How does this connect to my writing blog, you may well ask? Reviewing the content on Vault of Story thus far, I wonder if it isn't dissimilar from my DVDs, dark and morbid. Writing, so they say, is a process of discovery. Folks would not describe me as a morbid character. I'm gregarious to a fault, a goofy raconteur. Who's this creep oozing out of the ink?

Hmm, hmm, and double-hmm.

When I was younger, my creative output was mostly silly comic books. Maybe I got depressed and swung the other way, like an axe swing. Either that or I'm about to become very depressed now, seeing as I'm such a one-note wonder. Time will tell.


Eme said...

I haven't found your writings on Vault of Story to be particularly dark or morbid, but just thoughtful. And The Truant is quite light in tone.
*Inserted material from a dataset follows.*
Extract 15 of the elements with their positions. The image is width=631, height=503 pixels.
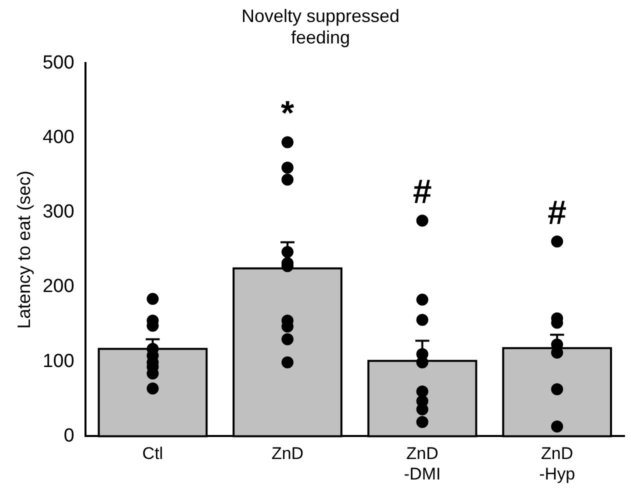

I do find it ironic, however, that as I viewed this post, a box labeled "128,890 people died the day I was born" was directly to the right.

wngl said...

Ms Eme, as always you strike right to the nerve cluster. Duly noted!

David DeWall said...

Love that snowman picture.

Silly comic books? I grew up on those, but moved on from DC to Marvel and all their troubled characters.

Now? The dark side creeps in from time to time, but I usually just show my "Bonehead" living in a Philippines jungle side.

wngl said...

David, your blog is a continuing inspiration!

A quote from Dean Koontz (of all people) seems in order: "In the belly of Leviathan, one must despair and perish, or be cheerful and persevere."

I think we're both of the later persuasion.